Le monoposto 2026 hanno comportamento diverso sia in curva sia per quanto riguarda la frenata, dove entra in gioco una delle grandi novità di quest’anno, l’aerodinamica attiva: “Riguardo al carico, ce n’è meno rispetto all’anno scorso, soprattutto nelle curve veloci, mentre nelle lente la macchina si comporta meglio essendo più piccola e leggera – ha spiegato Antonelli – Anche la frenata non è facile: con meno carico è più facile bloccare, e bisogna stare attenti all’aerodinamica attiva. Se l’alettone anteriore non si chiude abbastanza velocemente durante la fase di frenata, il rischio di bloccaggio è molto alto. A Barcellona abbiamo lavorato proprio sulla velocità di chiusura dell’ala per darci una finestra di sicurezza maggiore.”

I rivali: “Red Bull impressionante”

L’analisi del pilota Mercedes si è poi spostata sui valori in campo visti a Barcellona, dove c’era molta curiosità per il nuovo progetto motoristico della scuderia di Milton Keynes: Il team che mi ha impressionato di più è la Red Bull, specialmente per il motore nuovo prodotto con Ford.
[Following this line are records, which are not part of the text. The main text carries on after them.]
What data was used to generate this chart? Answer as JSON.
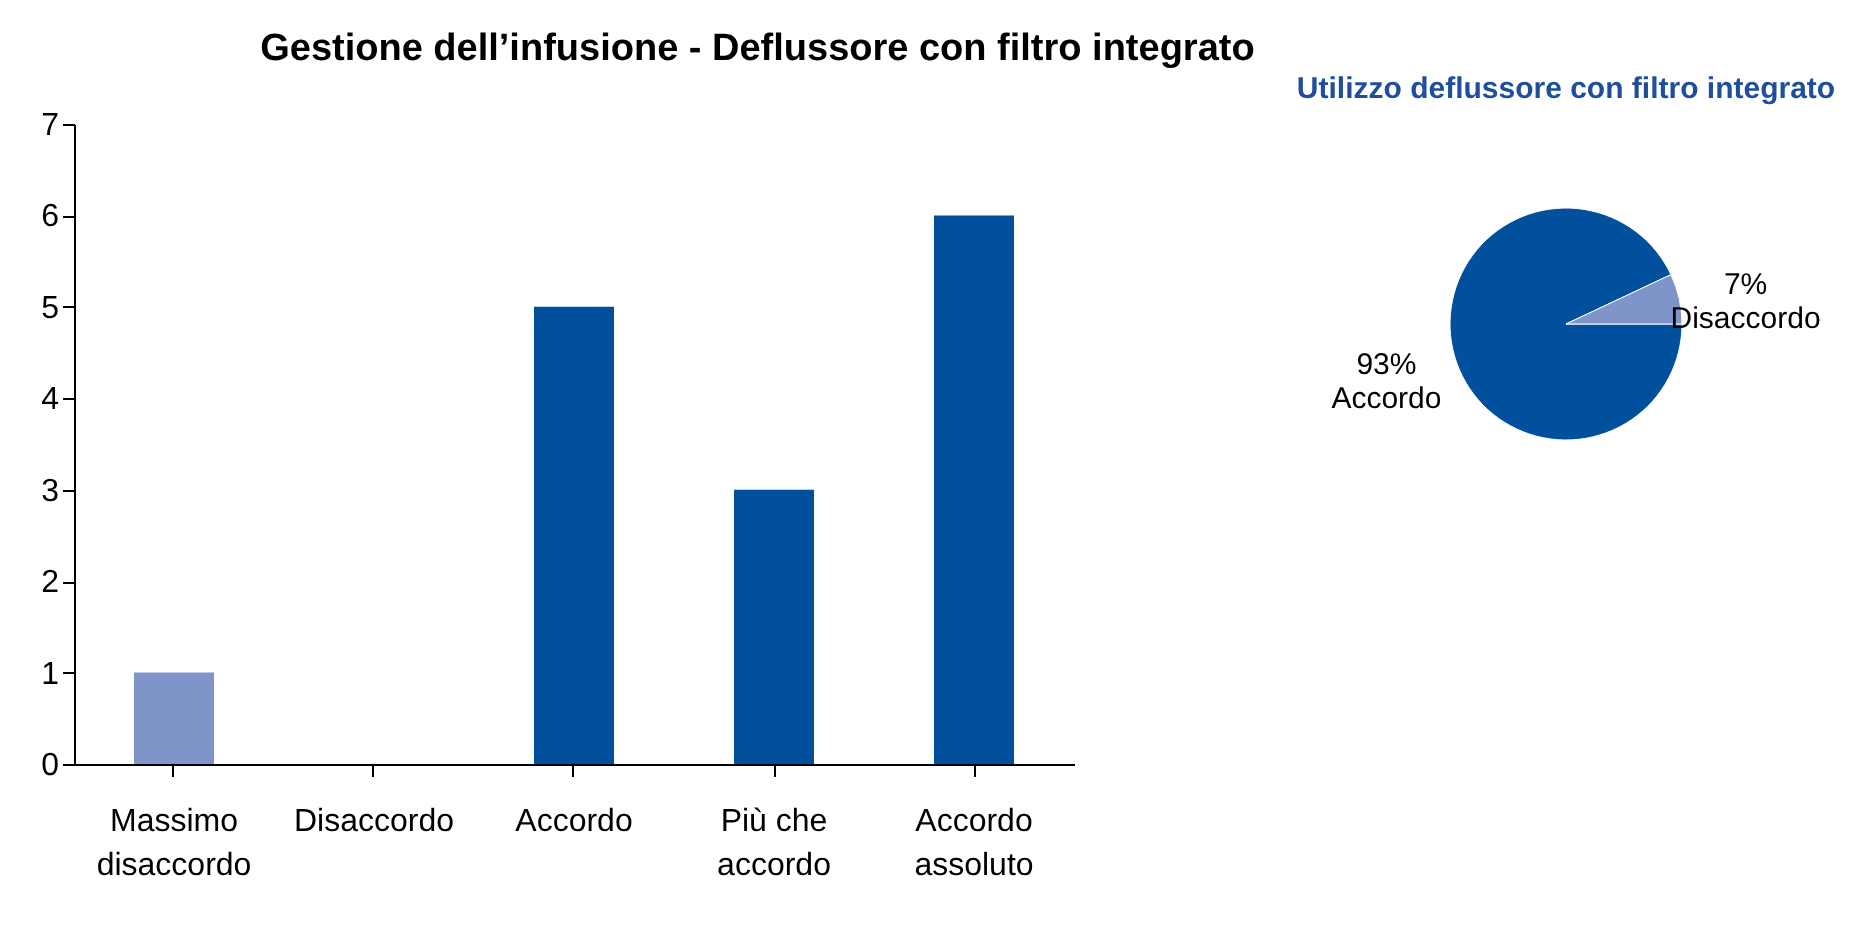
{
  "chart_data": [
    {
      "type": "bar",
      "title": "Gestione dell’infusione - Deflussore con filtro integrato",
      "categories": [
        "Massimo disaccordo",
        "Disaccordo",
        "Accordo",
        "Più che accordo",
        "Accordo assoluto"
      ],
      "values": [
        1,
        0,
        5,
        3,
        6
      ],
      "colors": [
        "#7f95c9",
        "#00509e",
        "#00509e",
        "#00509e",
        "#00509e"
      ],
      "ylim": [
        0,
        7
      ],
      "yticks": [
        0,
        1,
        2,
        3,
        4,
        5,
        6,
        7
      ],
      "grid": false
    },
    {
      "type": "pie",
      "title": "Utilizzo deflussore con filtro integrato",
      "categories": [
        "Accordo",
        "Disaccordo"
      ],
      "values": [
        93,
        7
      ],
      "value_labels": [
        "93%",
        "7%"
      ],
      "colors": [
        "#00509e",
        "#7f95c9"
      ]
    }
  ]
}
Essendo la prima volta che fanno un propulsore da soli, ci si aspettava qualche problema in più, invece sono stati subito affidabili e veloci. Hanno fatto un gran lavoro.”

Red Bull test Barcellona 2026

Allargando lo sguardo agli altri top team, Antonelli ha aggiunto: “Anche la Ferrari è andata molto bene, soprattutto a livello di affidabilità, completando tutto il programma previsto. La McLaren ha avuto qualche piccolo problemino, ma aerodinamicamente la vettura sembra fatta molto bene e credo sarà competitiva. Diciamo che queste tre scuderie sono quelle che hanno attirato di più l’attenzione in questa prima uscita.”

Obiettivi 2026: “Punto a vincere e a lottare per il titolo”

Infine, Antonelli ha parlato del suo approccio mentale alla nuova stagione, forte dell’esperienza maturata nel suo anno di debutto e della grande opportunità offerta dal cambio regolamentare: Ho avuto tempo per riflettere sulla scorsa stagione, analizzando cosa è andato bene e cosa no. Mi sento molto più preparato, conosco meglio questo mondo e so cosa aspettarmi. Il 2026 è una grandissima opportunità per tutti noi e per il team.

Antonelli

La Mercedes viene spesso indicata come la monoposto da battere e il pilota italiano è pronto a cogliere ogni opportunità che la W17 saprà offrirgli, anche quelle più ambiziose: “L’obiettivo resta lo stesso di sempre: essere il migliore, cercare di vincere ed essere il più veloce. Se saremo competitivi come sembra al momento, l’obiettivo personale sarà lottare per il mondiale. So che non sarà facile, perché ho un compagno di squadra (George Russell, ndr) molto ostico, ma credo che potremo fare cose molto belle insieme“.